Following RIM's refusal to grant access, the Indian Government issued an ultimatum: if they did not grant full access to all data (encrypted or not), India would block the mail service of the smart phone manufacturer entirely. Fearing this ban on their business in India, one of the fastest growing smart phone markets of the world, RIM conceded to the Indian Government's requests and made several suggestions to resolve the issue of providing access to their data. The decision made by Nokia, RIM’s main competitor in the region, to set up servers in India to facilitate government monitoring, may well have weakened any bargaining position that RIM were hoping to play on.

The measures to be adopted by RIM have yet to be made public but the proposals are seemingly sufficient for the Indian government to grant a two-month grace period to evaluate RIM’s suggestions.
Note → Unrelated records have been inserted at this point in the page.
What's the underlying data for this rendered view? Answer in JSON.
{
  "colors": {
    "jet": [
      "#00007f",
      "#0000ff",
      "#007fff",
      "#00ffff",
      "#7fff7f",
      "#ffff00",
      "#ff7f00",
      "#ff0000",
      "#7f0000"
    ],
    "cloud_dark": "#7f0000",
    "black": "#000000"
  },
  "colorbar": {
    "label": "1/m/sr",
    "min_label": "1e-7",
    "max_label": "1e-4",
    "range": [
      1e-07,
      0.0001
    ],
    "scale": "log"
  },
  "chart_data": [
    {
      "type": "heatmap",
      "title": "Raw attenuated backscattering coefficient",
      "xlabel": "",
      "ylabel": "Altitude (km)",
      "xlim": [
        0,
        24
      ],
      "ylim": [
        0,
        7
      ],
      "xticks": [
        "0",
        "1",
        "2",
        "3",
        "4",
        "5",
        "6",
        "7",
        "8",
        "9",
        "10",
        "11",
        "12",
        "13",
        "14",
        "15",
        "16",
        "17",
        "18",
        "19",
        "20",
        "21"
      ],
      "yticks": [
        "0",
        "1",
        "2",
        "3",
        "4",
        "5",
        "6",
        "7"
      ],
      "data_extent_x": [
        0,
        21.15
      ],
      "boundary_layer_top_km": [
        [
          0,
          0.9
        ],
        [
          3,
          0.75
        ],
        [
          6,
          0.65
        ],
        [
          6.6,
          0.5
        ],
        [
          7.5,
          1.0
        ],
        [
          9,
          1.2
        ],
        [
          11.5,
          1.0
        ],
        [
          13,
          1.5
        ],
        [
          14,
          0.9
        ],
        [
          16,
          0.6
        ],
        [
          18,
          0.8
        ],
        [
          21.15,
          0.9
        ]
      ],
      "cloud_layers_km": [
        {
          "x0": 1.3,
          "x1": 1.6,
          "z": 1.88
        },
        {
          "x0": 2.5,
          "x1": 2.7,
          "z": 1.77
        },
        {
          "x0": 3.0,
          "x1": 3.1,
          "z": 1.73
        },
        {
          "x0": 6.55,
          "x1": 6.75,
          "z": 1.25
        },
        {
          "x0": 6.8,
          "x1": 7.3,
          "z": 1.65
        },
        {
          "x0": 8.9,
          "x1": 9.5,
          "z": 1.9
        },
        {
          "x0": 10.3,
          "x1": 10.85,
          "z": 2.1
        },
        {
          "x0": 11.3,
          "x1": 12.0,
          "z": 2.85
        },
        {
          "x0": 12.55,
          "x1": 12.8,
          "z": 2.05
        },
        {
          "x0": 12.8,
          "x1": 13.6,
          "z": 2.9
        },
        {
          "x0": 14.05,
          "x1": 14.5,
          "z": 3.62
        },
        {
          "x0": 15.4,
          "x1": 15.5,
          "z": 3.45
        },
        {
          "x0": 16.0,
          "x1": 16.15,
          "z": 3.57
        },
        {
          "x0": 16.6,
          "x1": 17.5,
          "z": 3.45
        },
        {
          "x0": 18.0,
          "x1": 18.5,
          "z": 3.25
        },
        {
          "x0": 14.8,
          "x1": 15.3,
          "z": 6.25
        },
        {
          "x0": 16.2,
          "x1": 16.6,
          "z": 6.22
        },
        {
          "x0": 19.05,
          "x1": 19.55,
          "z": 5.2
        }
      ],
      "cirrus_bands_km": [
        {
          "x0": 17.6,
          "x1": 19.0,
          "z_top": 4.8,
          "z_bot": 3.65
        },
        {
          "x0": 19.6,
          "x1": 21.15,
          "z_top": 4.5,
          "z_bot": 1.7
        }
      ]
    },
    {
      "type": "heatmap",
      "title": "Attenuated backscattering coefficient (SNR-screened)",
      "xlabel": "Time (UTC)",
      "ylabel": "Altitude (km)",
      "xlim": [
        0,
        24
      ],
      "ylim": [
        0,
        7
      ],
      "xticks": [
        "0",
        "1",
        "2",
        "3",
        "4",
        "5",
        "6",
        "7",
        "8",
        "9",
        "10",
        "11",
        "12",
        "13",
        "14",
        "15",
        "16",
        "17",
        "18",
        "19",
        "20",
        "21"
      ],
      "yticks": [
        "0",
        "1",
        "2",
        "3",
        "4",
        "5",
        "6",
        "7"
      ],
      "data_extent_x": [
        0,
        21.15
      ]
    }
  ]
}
While the reprieve offers Blackberry users in India some breathing space, it is unclear whether RIM will be in a position to satisfy the interests of both the Indian Government in security and surveillance and their customers in ensuring the privacy of their communications. India’s Home Secretary is due to meet officials from the Department of Telecommunications, the Intelligence Bureau and the National Technical Research Organisation on Monday the 6th of September to discuss Blackberry security issues.

In light of this development and the Indian Government’s priority on national security over privacy, there is likely to be mounting fear amongst similar online communications companies that they may be the next target and have to provide access to encrypted data transmitted online. RIM has faced similar issues in other countries, including Saudi Arabia, the United Arab Emirates, Lebanon and Indonesia.